The Brace Center for Gender Studies, an academic resource center for students and faculty to learn more about the intricacies of gender, hosted a secondary-school conference on gender-based harassment last Friday.
Headed by Tracy Ainsworth, Director of the Brace Center for Gender Studies, the conference focused on the pervasive challenges created by gender-based harassment and violence, as well as the potential for positive interventions.
The main goals of the conference were to create a growing network of educators working on gender-based issues and to form a list of practices meant to combat gender-based harassment and violence.
“[The conference] was a great opportunity for the Brace Center to function in a leadership role, promoting awareness of one of the most important issues facing adolescents today and bringing together educators from peer schools to work together to develop solutions and programs,” wrote Ainsworth in an email to The Phillipian.
In the hopes of deepening their understanding of issues related to gender-based harassment and violence in educational institutions, faculty and administrators met with leading experts in the fields of gender and sexuality, including Corinne Field ’83, Director of Undergraduate Programs for Women, Gender and Sexuality at the University of Virginia.

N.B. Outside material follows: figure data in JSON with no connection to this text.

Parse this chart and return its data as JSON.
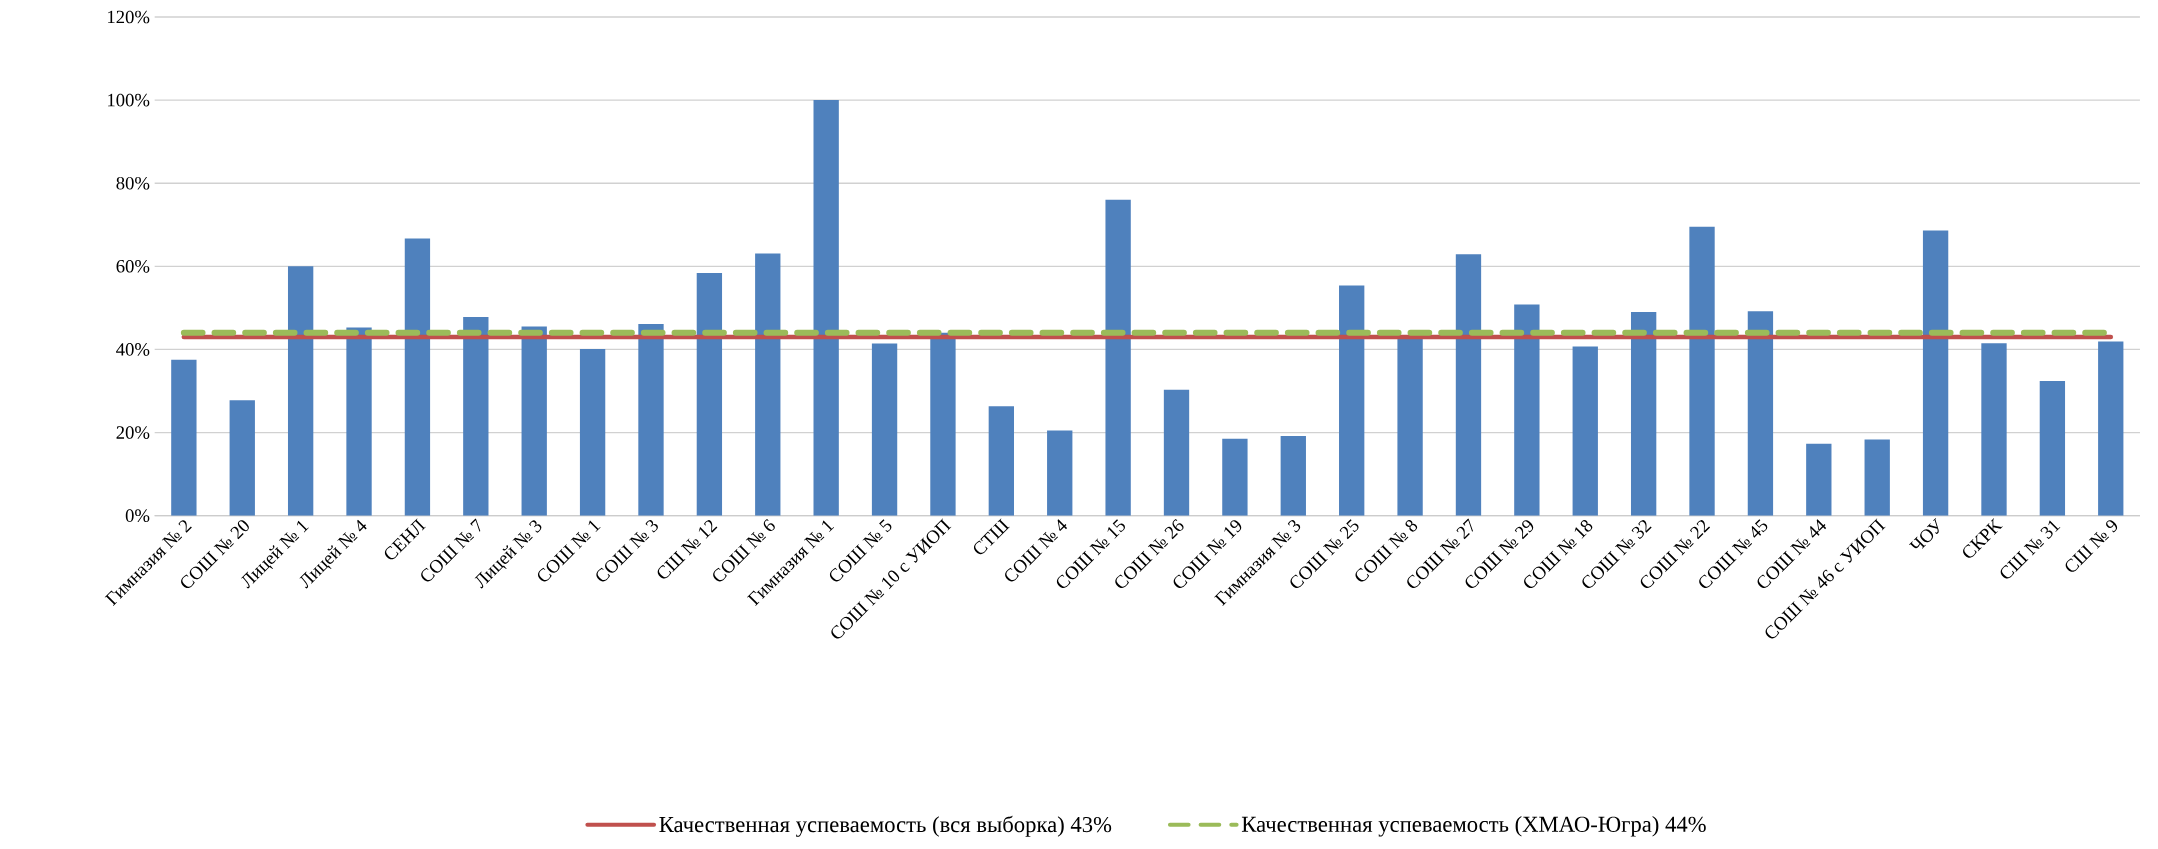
{
  "chart_data": {
    "type": "bar",
    "categories": [
      "Гимназия № 2",
      "СОШ № 20",
      "Лицей № 1",
      "Лицей № 4",
      "СЕНЛ",
      "СОШ № 7",
      "Лицей № 3",
      "СОШ № 1",
      "СОШ № 3",
      "СШ № 12",
      "СОШ № 6",
      "Гимназия № 1",
      "СОШ № 5",
      "СОШ № 10 с УИОП",
      "СТШ",
      "СОШ № 4",
      "СОШ № 15",
      "СОШ № 26",
      "СОШ № 19",
      "Гимназия № 3",
      "СОШ № 25",
      "СОШ № 8",
      "СОШ № 27",
      "СОШ № 29",
      "СОШ № 18",
      "СОШ № 32",
      "СОШ № 22",
      "СОШ № 45",
      "СОШ № 44",
      "СОШ № 46 с УИОП",
      "ЧОУ",
      "СКРК",
      "СШ № 31",
      "СШ № 9"
    ],
    "series": [
      {
        "color": "#4f81bd",
        "values": [
          37.5,
          27.8,
          60,
          45.3,
          66.7,
          47.8,
          45.5,
          40.1,
          46.1,
          58.4,
          63.1,
          100,
          41.4,
          44,
          26.3,
          20.5,
          76,
          30.3,
          18.5,
          19.2,
          55.4,
          43,
          62.9,
          50.8,
          40.7,
          49,
          69.5,
          49.2,
          17.3,
          18.3,
          68.6,
          41.5,
          32.4,
          41.9
        ]
      },
      {
        "type": "line",
        "name": "Качественная успеваемость (вся выборка) 43%",
        "color": "#c0504d",
        "line_style": "solid",
        "values": [
          43,
          43,
          43,
          43,
          43,
          43,
          43,
          43,
          43,
          43,
          43,
          43,
          43,
          43,
          43,
          43,
          43,
          43,
          43,
          43,
          43,
          43,
          43,
          43,
          43,
          43,
          43,
          43,
          43,
          43,
          43,
          43,
          43,
          43
        ]
      },
      {
        "type": "line",
        "name": "Качественная успеваемость (ХМАО-Югра) 44%",
        "color": "#9bbb59",
        "line_style": "dashed",
        "values": [
          44,
          44,
          44,
          44,
          44,
          44,
          44,
          44,
          44,
          44,
          44,
          44,
          44,
          44,
          44,
          44,
          44,
          44,
          44,
          44,
          44,
          44,
          44,
          44,
          44,
          44,
          44,
          44,
          44,
          44,
          44,
          44,
          44,
          44
        ]
      }
    ],
    "ylim": [
      0,
      120
    ],
    "yticks": [
      {
        "value": 0,
        "label": "0%"
      },
      {
        "value": 20,
        "label": "20%"
      },
      {
        "value": 40,
        "label": "40%"
      },
      {
        "value": 60,
        "label": "60%"
      },
      {
        "value": 80,
        "label": "80%"
      },
      {
        "value": 100,
        "label": "100%"
      },
      {
        "value": 120,
        "label": "120%"
      }
    ],
    "grid": "y",
    "legend": "bottom"
  }
}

Ainsworth said, “About 100 educators from K-12 institutions came from the New England area, New York, Washington D.C., and even from South Africa to discuss ways that K-12 schools can do a better job of educating kids about gender and sexuality diversity and can begin to form partnerships and collaborate to try to combat gender-based harassment and violence.”

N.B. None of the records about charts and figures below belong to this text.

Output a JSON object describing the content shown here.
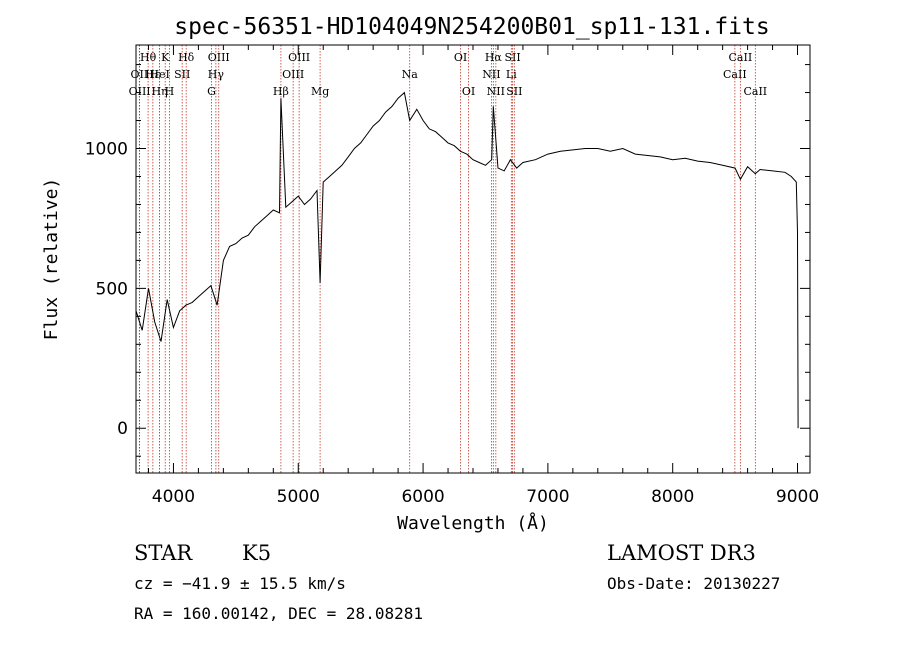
{
  "chart_data": {
    "type": "line",
    "title": "spec-56351-HD104049N254200B01_sp11-131.fits",
    "xlabel": "Wavelength (Å)",
    "ylabel": "Flux (relative)",
    "xlim": [
      3700,
      9100
    ],
    "ylim": [
      -160,
      1370
    ],
    "xticks": [
      4000,
      5000,
      6000,
      7000,
      8000,
      9000
    ],
    "yticks": [
      0,
      500,
      1000
    ],
    "x_tick_labels": [
      "4000",
      "5000",
      "6000",
      "7000",
      "8000",
      "9000"
    ],
    "y_tick_labels": [
      "0",
      "500",
      "1000"
    ],
    "series": [
      {
        "name": "flux",
        "x": [
          3700,
          3750,
          3800,
          3850,
          3900,
          3950,
          4000,
          4050,
          4100,
          4150,
          4200,
          4250,
          4300,
          4350,
          4400,
          4450,
          4500,
          4550,
          4600,
          4650,
          4700,
          4750,
          4800,
          4850,
          4861,
          4900,
          4950,
          5000,
          5050,
          5100,
          5150,
          5175,
          5200,
          5250,
          5300,
          5350,
          5400,
          5450,
          5500,
          5550,
          5600,
          5650,
          5700,
          5750,
          5800,
          5850,
          5893,
          5950,
          6000,
          6050,
          6100,
          6150,
          6200,
          6250,
          6300,
          6350,
          6400,
          6450,
          6500,
          6550,
          6563,
          6600,
          6650,
          6700,
          6750,
          6800,
          6900,
          7000,
          7100,
          7200,
          7300,
          7400,
          7500,
          7600,
          7700,
          7800,
          7900,
          8000,
          8100,
          8200,
          8300,
          8400,
          8500,
          8542,
          8600,
          8662,
          8700,
          8800,
          8900,
          8950,
          8990,
          9000,
          9005
        ],
        "y": [
          420,
          350,
          500,
          380,
          310,
          460,
          360,
          420,
          440,
          450,
          470,
          490,
          510,
          440,
          600,
          650,
          660,
          680,
          690,
          720,
          740,
          760,
          780,
          770,
          1180,
          790,
          810,
          830,
          800,
          820,
          850,
          520,
          880,
          900,
          920,
          940,
          970,
          1000,
          1020,
          1050,
          1080,
          1100,
          1130,
          1150,
          1180,
          1200,
          1100,
          1140,
          1100,
          1070,
          1060,
          1040,
          1020,
          1010,
          990,
          980,
          960,
          950,
          940,
          960,
          1150,
          930,
          920,
          960,
          930,
          950,
          960,
          980,
          990,
          995,
          1000,
          1000,
          990,
          1000,
          980,
          975,
          970,
          960,
          965,
          955,
          950,
          940,
          930,
          890,
          935,
          910,
          925,
          920,
          915,
          900,
          880,
          700,
          0
        ]
      }
    ],
    "spectral_lines": [
      {
        "label": "Hθ",
        "x": 3797,
        "row": 0
      },
      {
        "label": "OII",
        "x": 3727,
        "row": 1
      },
      {
        "label": "OIII",
        "x": 3729,
        "row": 2
      },
      {
        "label": "Hε",
        "x": 3835,
        "row": 1
      },
      {
        "label": "Hη",
        "x": 3889,
        "row": 2
      },
      {
        "label": "K",
        "x": 3934,
        "row": 0
      },
      {
        "label": "HeI",
        "x": 3889,
        "row": 1
      },
      {
        "label": "H",
        "x": 3968,
        "row": 2
      },
      {
        "label": "Hδ",
        "x": 4102,
        "row": 0
      },
      {
        "label": "SII",
        "x": 4070,
        "row": 1
      },
      {
        "label": "OIII",
        "x": 4363,
        "row": 0
      },
      {
        "label": "Hγ",
        "x": 4340,
        "row": 1
      },
      {
        "label": "G",
        "x": 4305,
        "row": 2
      },
      {
        "label": "OIII",
        "x": 5007,
        "row": 0
      },
      {
        "label": "OIII",
        "x": 4959,
        "row": 1
      },
      {
        "label": "Hβ",
        "x": 4861,
        "row": 2
      },
      {
        "label": "Mg",
        "x": 5175,
        "row": 2
      },
      {
        "label": "Na",
        "x": 5893,
        "row": 1
      },
      {
        "label": "OI",
        "x": 6300,
        "row": 0
      },
      {
        "label": "OI",
        "x": 6364,
        "row": 2
      },
      {
        "label": "Hα",
        "x": 6563,
        "row": 0
      },
      {
        "label": "NII",
        "x": 6548,
        "row": 1
      },
      {
        "label": "NII",
        "x": 6583,
        "row": 2
      },
      {
        "label": "SII",
        "x": 6717,
        "row": 0
      },
      {
        "label": "Li",
        "x": 6707,
        "row": 1
      },
      {
        "label": "SII",
        "x": 6731,
        "row": 2
      },
      {
        "label": "CaII",
        "x": 8542,
        "row": 0
      },
      {
        "label": "CaII",
        "x": 8498,
        "row": 1
      },
      {
        "label": "CaII",
        "x": 8662,
        "row": 2
      }
    ],
    "colors": {
      "spectrum": "#000000",
      "lines": "#c0392b",
      "axes": "#000000"
    }
  },
  "info": {
    "object_class": "STAR",
    "subclass": "K5",
    "survey": "LAMOST DR3",
    "cz": "cz = −41.9 ± 15.5 km/s",
    "obs_date": "Obs-Date: 20130227",
    "coords": "RA = 160.00142, DEC =  28.08281"
  }
}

Additionally, the conference featured an awareness-raising session led by facilitators from Mentors in Violence Prevention (MVP), a mixed-gender and multi-racial gender violence and bullying prevention program that has a unique way of addressing issues of relationship abuse and sexual assault.

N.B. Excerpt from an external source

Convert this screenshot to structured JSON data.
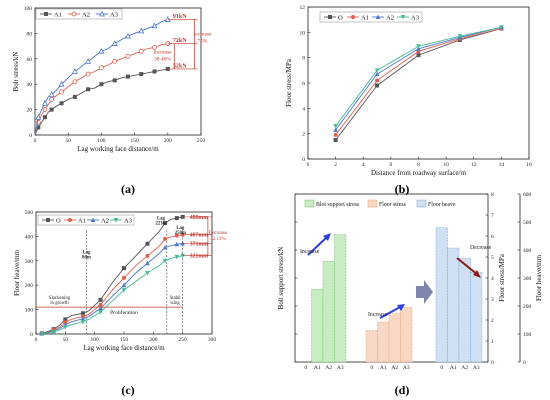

MVP’s “bystander approach” teaches bystanders to be effective combatants against gender-based violence by reacting, according to the program’s website.
Ainsworth said, “Active bystander intervention is the only data-tested program that has been proven to reduce gender-based harassment and violence on college campuses, and we are trying to bring that here to Andover for faculty and students.”
Following the gender-based discussion sessions, the Brace Center Conference presented a screening of the film “The Mask You Live In,” a documentary that explores America’s narrow definition of masculinity by following the lives of boys and young men of various backgrounds.
Ainsworth said, “The day was a huge success, and people brought so much vision, commitment and energy to these conversations. We’re hoping to facilitate ongoing working groups and to write up a report that conference attendees can share with their home institutions.”